L’année dernière, le Programme des Nations Unies pour le développement (PNUD) estimait que l’IA devrait contribuer à hauteur de 15 700 milliards de dollars à l’économie mondiale d’ici 2030. Cependant, seuls 10 % de cette contribution devraient être ressentis dans les pays du Sud.
Jalal Charaf, directeur du numérique et de l’IA à l’UM6P, estime que ce chiffre pourrait être bien plus élevé si les lacunes structurelles en matière d’infrastructures étaient comblées.
Les gouvernements et les organisations responsables doivent faciliter l’accès aux infrastructures. « Si davantage de personnes ont accès à Internet, elles disposent déjà d’une grande partie de l’infrastructure technologique nécessaire pour tester et utiliser l’IA », a-t-il déclaré.
Accès et connectivité Internet
Selon les dernières données de la GSMA (2024) sur l’état de la connectivité Internet mobile, seulement 30 % des Africains utilisaient l’Internet mobile en 2023, alors qu’un réseau haut débit mobile couvrait 59 % de la population du continent.
L’Afrique est ainsi le continent qui présente le plus grand déficit d’utilisation et de couverture au monde (15 %), un déficit qu’il faut combler, selon les experts, pour libérer le potentiel de l’IA et adopter ses solutions.
« Nous avons également besoin d’un autre type d’infrastructure : une infrastructure intellectuelle. Si les dirigeants africains ne comprennent pas l’IA, cela se verra. » « Ils sont responsables et doivent se former et se perfectionner pour obtenir des résultats », a déclaré Charaf.
Au niveau institutionnel, l’Union africaine (UA) affirme s’efforcer de tirer parti de la dynamique générée jusqu’à présent dans ce secteur émergent et établit des normes en matière de souveraineté des données.
La stratégie continentale en matière d’IA appelle à des approches nationales unifiées entre les États membres de l’UA pour gérer les complexités des changements induits par l’IA.

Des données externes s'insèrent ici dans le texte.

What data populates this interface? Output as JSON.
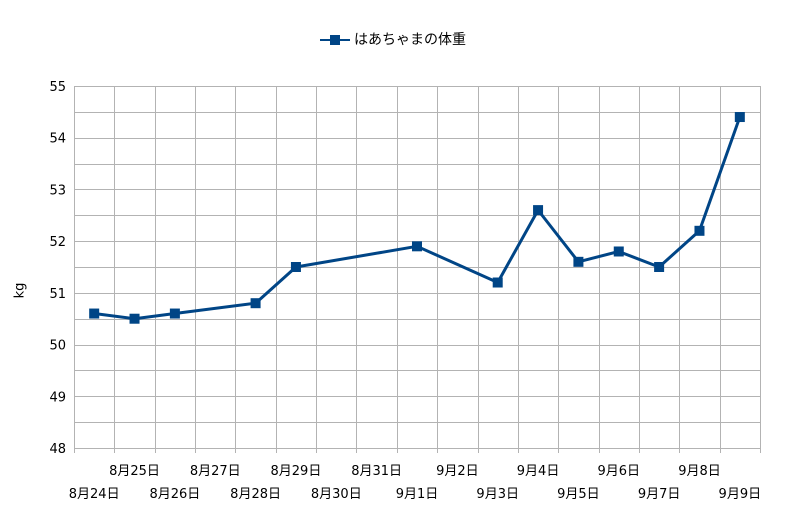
{
  "chart_data": {
    "type": "line",
    "title": "",
    "ylabel": "kg",
    "xlabel": "",
    "ylim": [
      48,
      55
    ],
    "yticks": [
      48,
      49,
      50,
      51,
      52,
      53,
      54,
      55
    ],
    "legend": "top-center",
    "grid": true,
    "x_categories": [
      "8月24日",
      "8月25日",
      "8月26日",
      "8月27日",
      "8月28日",
      "8月29日",
      "8月30日",
      "8月31日",
      "9月1日",
      "9月2日",
      "9月3日",
      "9月4日",
      "9月5日",
      "9月6日",
      "9月7日",
      "9月8日",
      "9月9日"
    ],
    "series": [
      {
        "name": "はあちゃまの体重",
        "color": "#004586",
        "points": [
          {
            "x": "8月24日",
            "y": 50.6
          },
          {
            "x": "8月25日",
            "y": 50.5
          },
          {
            "x": "8月26日",
            "y": 50.6
          },
          {
            "x": "8月28日",
            "y": 50.8
          },
          {
            "x": "8月29日",
            "y": 51.5
          },
          {
            "x": "9月1日",
            "y": 51.9
          },
          {
            "x": "9月3日",
            "y": 51.2
          },
          {
            "x": "9月4日",
            "y": 52.6
          },
          {
            "x": "9月5日",
            "y": 51.6
          },
          {
            "x": "9月6日",
            "y": 51.8
          },
          {
            "x": "9月7日",
            "y": 51.5
          },
          {
            "x": "9月8日",
            "y": 52.2
          },
          {
            "x": "9月9日",
            "y": 54.4
          }
        ]
      }
    ]
  }
}
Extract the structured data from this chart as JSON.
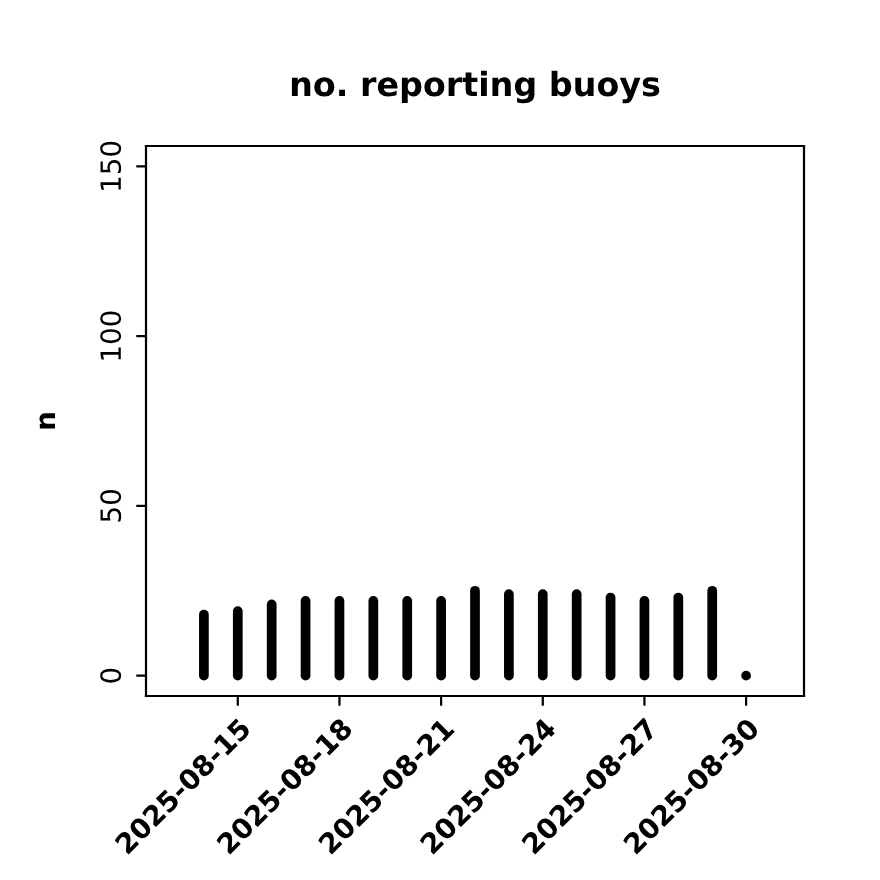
{
  "chart_data": {
    "type": "bar",
    "title": "no. reporting buoys",
    "ylabel": "n",
    "x": [
      "2025-08-14",
      "2025-08-15",
      "2025-08-16",
      "2025-08-17",
      "2025-08-18",
      "2025-08-19",
      "2025-08-20",
      "2025-08-21",
      "2025-08-22",
      "2025-08-23",
      "2025-08-24",
      "2025-08-25",
      "2025-08-26",
      "2025-08-27",
      "2025-08-28",
      "2025-08-29",
      "2025-08-30"
    ],
    "values": [
      18,
      19,
      21,
      22,
      22,
      22,
      22,
      22,
      25,
      24,
      24,
      24,
      23,
      22,
      23,
      25,
      0
    ],
    "color": "#000000",
    "xlim": [
      "2025-08-12T07:00",
      "2025-08-31T17:00"
    ],
    "xticks": [
      {
        "value": "2025-08-15",
        "label": "2025-08-15"
      },
      {
        "value": "2025-08-18",
        "label": "2025-08-18"
      },
      {
        "value": "2025-08-21",
        "label": "2025-08-21"
      },
      {
        "value": "2025-08-24",
        "label": "2025-08-24"
      },
      {
        "value": "2025-08-27",
        "label": "2025-08-27"
      },
      {
        "value": "2025-08-30",
        "label": "2025-08-30"
      }
    ],
    "ylim": [
      -6,
      156
    ],
    "yticks": [
      0,
      50,
      100,
      150
    ],
    "grid": false,
    "legend": false
  }
}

Lavina Ramkissoon, Ambassadrice de l’UA pour l’IA, l’Éthique et la Transformation numérique, affirme que malgré cette dynamique croissante, un engagement accru et une volonté politique plus affirmée sont nécessaires au niveau national pour garantir la mise en œuvre efficace des politiques en matière d’IA.
« L’Afrique doit s’unir et définir ce que l’IA signifie pour le continent, à l’instar de ce que nous avons constaté en Chine, aux États-Unis et dans l’UE », a-t-elle déclaré.
Comme indiqué dans son Plan pour l’IA de juillet 2024, l’UA vise à « créer un fonds régional pour le développement responsable de l’IA en mobilisant des fonds de développement régionaux et internationaux, ainsi que des investissements privés et philanthropiques ».
En avril, lors du Sommet mondial sur l’intelligence artificielle pour l’Afrique, qui s’est tenu à Kigali, au Rwanda, environ 52 pays ont signé une déclaration annonçant la création d’un fonds de 60 milliards de dollars pour l’IA.
Cependant, les détails concernant sa gouvernance, ses dépenses et son déploiement n’ont pas encore été divulgués.